Based on consistent findings that tacit knowledge contributes to our understanding performance in a variety of domains, we discussed a number of potential ways to promote the acquisition and use of tacit knowledge. Numerous insights and products are obtained through the process of studying tacit knowledge. The categories of tacit knowledge within a domain, for example, offer insight into the experiences that provide important developmental opportunities. The products, such as the stories and the inventory questions, can be used to share the tacit knowledge with other practitioners. The tacit-knowledge research also suggests that training activities, such as case studies and simulations, may be valuable ways to impart experience-based, tacit knowledge and to provide opportunities to acquire new practical knowledge. Although these approaches may encourage the acquisition and use of tacit knowledge, in rapidly changing, complex environments, it may be more effective in the long run to identify and develop ways to help individuals to learn better from their everyday experiences.

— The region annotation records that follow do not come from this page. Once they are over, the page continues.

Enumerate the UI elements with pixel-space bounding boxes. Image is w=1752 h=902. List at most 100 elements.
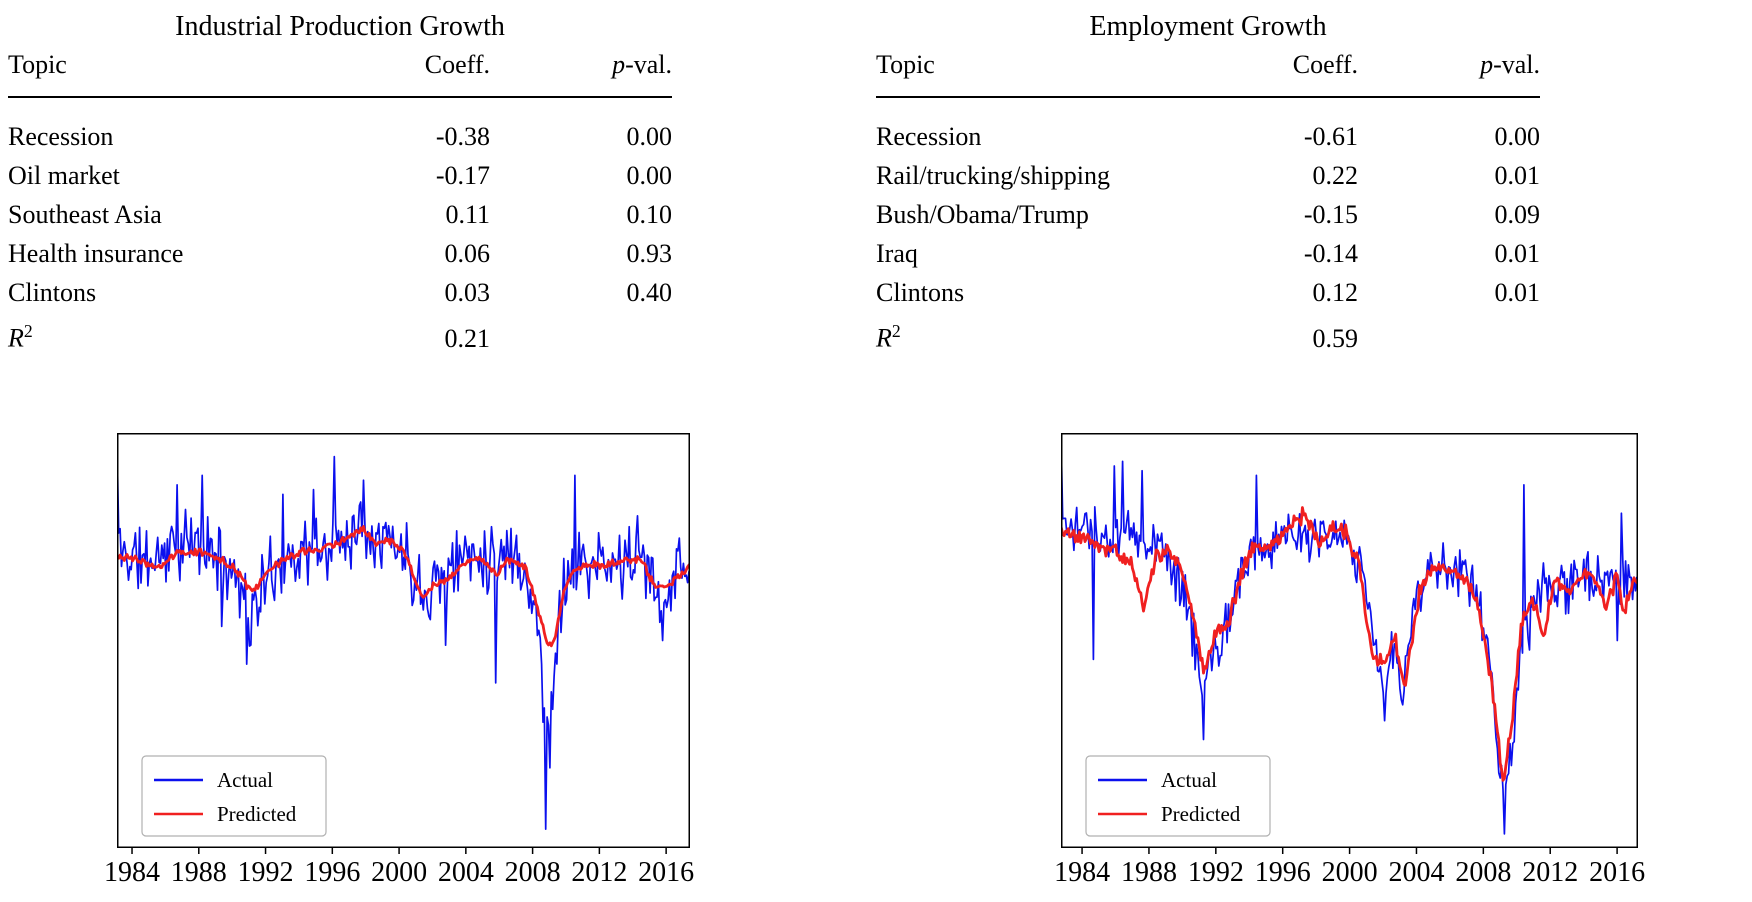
col-header-pval: p-val. [1358, 44, 1540, 98]
line-chart: 1984 1988 1992 1996 2000 2004 2008 2012 2016 Actu… [104, 433, 694, 888]
table-row: Rail/trucking/shipping 0.22 0.01 [876, 156, 1540, 195]
x-tick-label: 2000 [371, 857, 427, 888]
topic-cell: Southeast Asia [8, 200, 162, 229]
chart-employment: 1984 1988 1992 1996 2000 2004 2008 2012 2016 Actu… [1054, 433, 1645, 888]
legend-label-predicted: Predicted [1161, 802, 1241, 826]
regression-table: Topic Coeff. p-val. Recession -0.38 0.00… [8, 44, 672, 358]
pval-cell: 0.93 [626, 239, 673, 268]
legend: Actual Predicted [141, 755, 327, 837]
topic-cell: Clintons [876, 278, 965, 307]
coeff-cell: -0.15 [1303, 200, 1358, 229]
series-actual-line [117, 455, 690, 830]
r2-label: R2 [876, 321, 901, 353]
coeff-cell: -0.61 [1303, 122, 1358, 151]
pval-cell: 0.00 [626, 161, 673, 190]
topic-cell: Bush/Obama/Trump [876, 200, 1089, 229]
legend-box [141, 755, 327, 837]
chart-industrial-production: 1984 1988 1992 1996 2000 2004 2008 2012 2016 Actu… [104, 433, 694, 888]
panel-title: Employment Growth [1089, 11, 1327, 42]
x-tick-label: 2000 [1322, 857, 1378, 888]
legend-label-actual: Actual [1161, 768, 1217, 792]
topic-cell: Clintons [8, 278, 97, 307]
x-axis: 1984 1988 1992 1996 2000 2004 2008 2012 2016 [104, 848, 694, 888]
coeff-cell: -0.14 [1303, 239, 1358, 268]
table-row: Recession -0.38 0.00 [8, 97, 672, 156]
plot-area [117, 455, 690, 830]
coeff-cell: -0.17 [435, 161, 490, 190]
x-tick-label: 1996 [304, 857, 360, 888]
x-tick-label: 2016 [1589, 857, 1645, 888]
table-row: Oil market -0.17 0.00 [8, 156, 672, 195]
table-row: Clintons 0.03 0.40 [8, 273, 672, 312]
pval-cell: 0.40 [626, 278, 673, 307]
r2-value: 0.59 [1312, 323, 1359, 353]
coeff-cell: 0.03 [444, 278, 491, 307]
topic-cell: Recession [8, 122, 114, 151]
x-axis: 1984 1988 1992 1996 2000 2004 2008 2012 2016 [1054, 848, 1645, 888]
topic-cell: Rail/trucking/shipping [876, 161, 1110, 190]
x-tick-label: 1984 [104, 857, 160, 888]
col-header-coeff: Coeff. [328, 44, 490, 98]
x-tick-label: 2004 [1388, 857, 1444, 888]
coeff-cell: -0.38 [435, 122, 490, 151]
x-tick-label: 1992 [238, 857, 294, 888]
pval-cell: 0.01 [1494, 161, 1541, 190]
table-row: Iraq -0.14 0.01 [876, 234, 1540, 273]
pval-cell: 0.09 [1494, 200, 1541, 229]
panel-employment: Employment Growth Topic Coeff. p-val. Re… [876, 0, 1752, 902]
r2-row: R2 0.21 [8, 312, 672, 358]
table-row: Bush/Obama/Trump -0.15 0.09 [876, 195, 1540, 234]
col-header-coeff: Coeff. [1196, 44, 1358, 98]
r2-value: 0.21 [444, 323, 491, 353]
x-tick-label: 2012 [571, 857, 627, 888]
coeff-cell: 0.22 [1312, 161, 1359, 190]
legend-label-predicted: Predicted [217, 802, 297, 826]
table-row: Recession -0.61 0.00 [876, 97, 1540, 156]
coeff-cell: 0.11 [445, 200, 490, 229]
x-tick-label: 1996 [1255, 857, 1311, 888]
x-tick-label: 2016 [638, 857, 694, 888]
topic-cell: Oil market [8, 161, 120, 190]
x-tick-label: 2012 [1522, 857, 1578, 888]
line-chart: 1984 1988 1992 1996 2000 2004 2008 2012 2016 Actu… [1054, 433, 1645, 888]
plot-area [1061, 446, 1638, 835]
pval-cell: 0.00 [1494, 122, 1541, 151]
legend: Actual Predicted [1085, 755, 1271, 837]
r2-label: R2 [8, 321, 33, 353]
table-row: Southeast Asia 0.11 0.10 [8, 195, 672, 234]
table-row: Clintons 0.12 0.01 [876, 273, 1540, 312]
pval-cell: 0.10 [626, 200, 673, 229]
series-predicted-line [1061, 506, 1638, 782]
regression-table: Topic Coeff. p-val. Recession -0.61 0.00… [876, 44, 1540, 358]
x-tick-label: 2008 [1455, 857, 1511, 888]
x-tick-label: 1988 [1121, 857, 1177, 888]
axes-frame [1061, 433, 1638, 848]
panel-industrial-production: Industrial Production Growth Topic Coeff… [8, 11, 694, 888]
col-header-topic: Topic [876, 44, 1196, 98]
axes-frame [117, 433, 690, 848]
topic-cell: Health insurance [8, 239, 184, 268]
topic-cell: Iraq [876, 239, 918, 268]
pval-cell: 0.01 [1494, 278, 1541, 307]
coeff-cell: 0.12 [1312, 278, 1359, 307]
x-tick-label: 1992 [1188, 857, 1244, 888]
table-header-row: Topic Coeff. p-val. [876, 44, 1540, 98]
legend-label-actual: Actual [217, 768, 273, 792]
table-row: Health insurance 0.06 0.93 [8, 234, 672, 273]
series-predicted-line [117, 525, 690, 648]
x-tick-label: 2004 [438, 857, 494, 888]
r2-row: R2 0.59 [876, 312, 1540, 358]
coeff-cell: 0.06 [444, 239, 491, 268]
panel-title: Industrial Production Growth [175, 11, 505, 42]
col-header-pval: p-val. [490, 44, 672, 98]
x-tick-label: 2008 [505, 857, 561, 888]
x-tick-label: 1988 [171, 857, 227, 888]
x-tick-label: 1984 [1054, 857, 1110, 888]
topic-cell: Recession [876, 122, 982, 151]
pval-cell: 0.01 [1494, 239, 1541, 268]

Up to this point, our research efforts have been targeted primarily at understanding and measuring practical cognition. For the present and foreseeable future, we believe that the most viable approach to increasing the variance accounted for in real-world criteria such as job performance is to supplement existing cognition and aptitude tests with selection of additional measures based on new constructs such as practical cognition. Although we are excited by the promise of a new generation of measures of practical cognition, we are the first to admit that existing evidence for the new measures does not yet match that available for traditional cognitive-academic skill tests. However, a substantial amount of evidence indicates that performance on measures of practical cognition is related to a wide variety of criterion measures of real-world performance, but relatively unrelated to traditional measures of academic cognition. Consequently, using both kinds of measures explains more variance in performance than relying on either kind alone. Cognition is not only academic, but practical.